As the nation gears up to go to the polls on March,2, next year, political parties will make promises but that does not mean that all will be delivered, admits People’s National Congress Reform (PNCR) Executive Member, Aubrey Norton.

The Executive member’s admission was articulated when he compared the promises that were delivered by the former governing party, the People’s Progressive Party/Civic (PPP/C), and the governing coalition, the A Partnership for National Unity + Alliance for Chance (APNU+AFC). The PNCR is the largest supporter-based party within the APNU.

Norton, during a press conference hosted at the PNCR’s headquarters – Congress Place, Sophia – said that any analysis done to compare the two rivals, will show that the coalition is “supreme”.

The former advisor to President David Granger, said that the PPP/C promises many things, but has a sordid history when it comes to realizing those promises.
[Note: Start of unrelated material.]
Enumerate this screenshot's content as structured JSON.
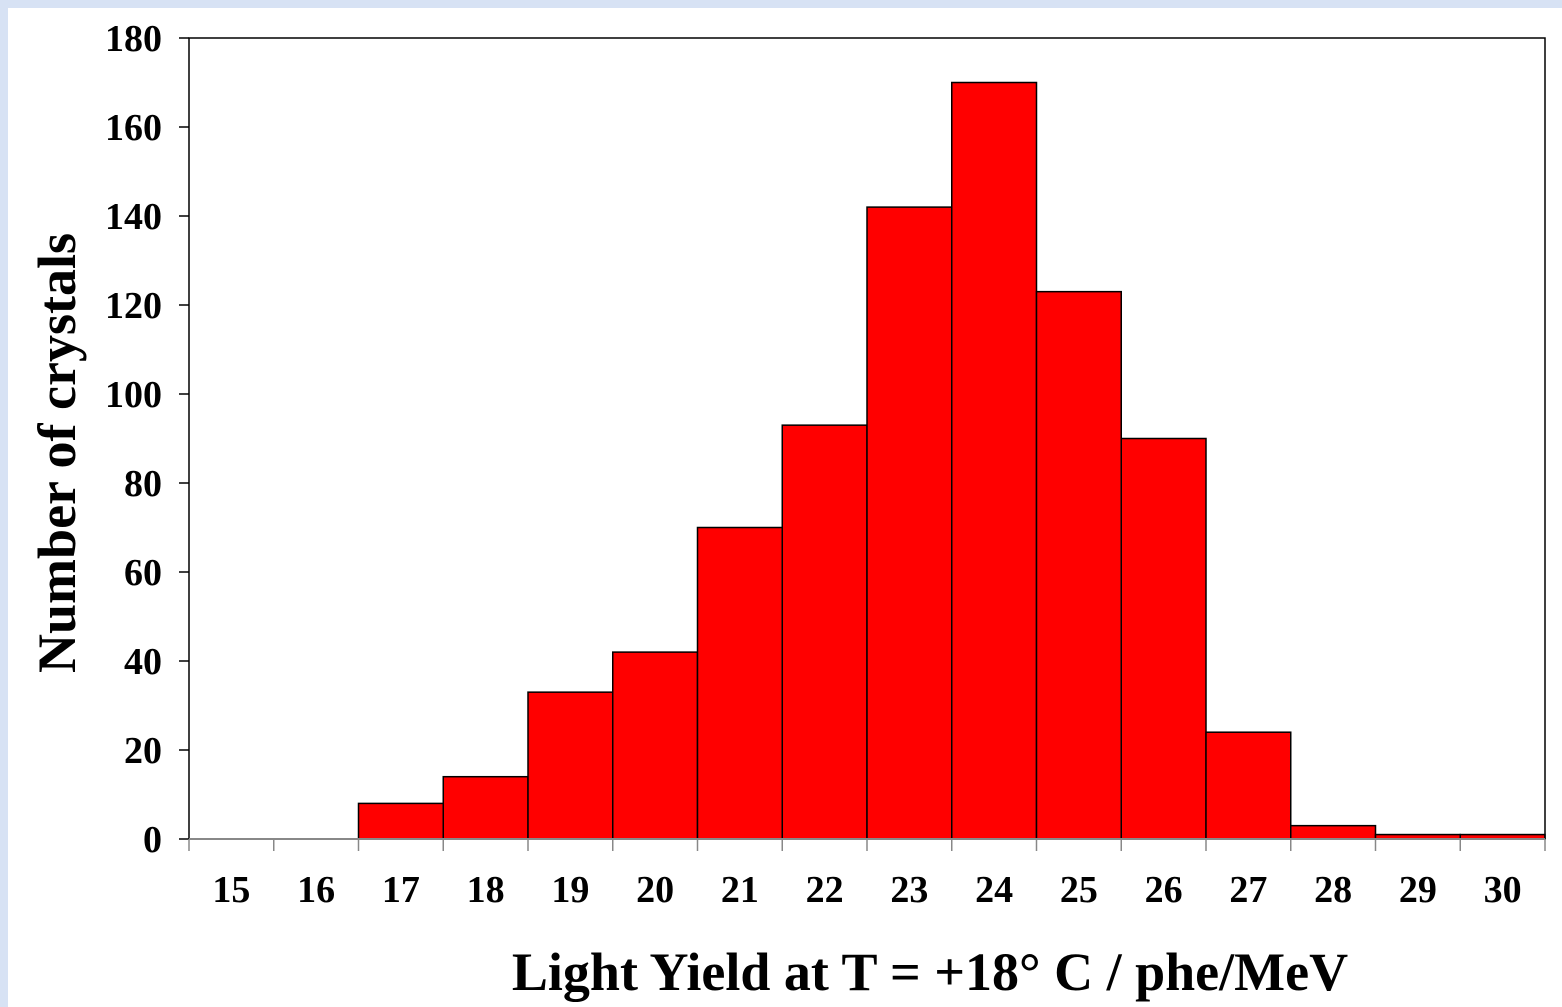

“The PPP has an unenviable track record of failing to deliver on election promises made. The PPP in their 2011 Manifesto told Guyanese that they would hold local government elections; the PPP never held local government elections. The PPP promised to create 25,000 high quality jobs in the ICT sector; the PPP never delivered; instead, Guyana lost billions of dollars in a failed fibre-optic scam,” Norton said.

He added that the PPP/C had promised to open call-centres in Enmore, Tuschen, Corentyne and on the Essequibo Coast, which they said would create 5,000 new jobs. According to Norton, this did not happen. Other promises such as the deep-water harbour at the mouth of the Berbice River, the chip factory in Wakenaam and the cereal plant at Anna Regina were not delivered.

The APNU+AFC, when it contended the May, 2015, elections had introduced a 100-day plan; a list of measures that they promised to implement during their first 100 days of being in power. The government is on record saying that those promises were delivered. However, there are some sections of society that share an opposing view.

It is against this backdrop that the politician was asked how his Party views their performance when it comes to delivering on its promises.

Norton said that the PNCR is satisfied with its ability to realize most of its promises, given the challenges it faced in the early stages. He said that the PNCR was able to “do more than what the PPP[C] did, with the same resources”.

Nevertheless, Norton maintains that it is highly improbable that a Party can deliver on all its promises. He is of the belief too, that crime and corruption cannot be completely eradicated. Comfort can, however, be drawn from the “fact” that there is “less crime and less corruption” now when compared to the 23 years that the PPP/C held power.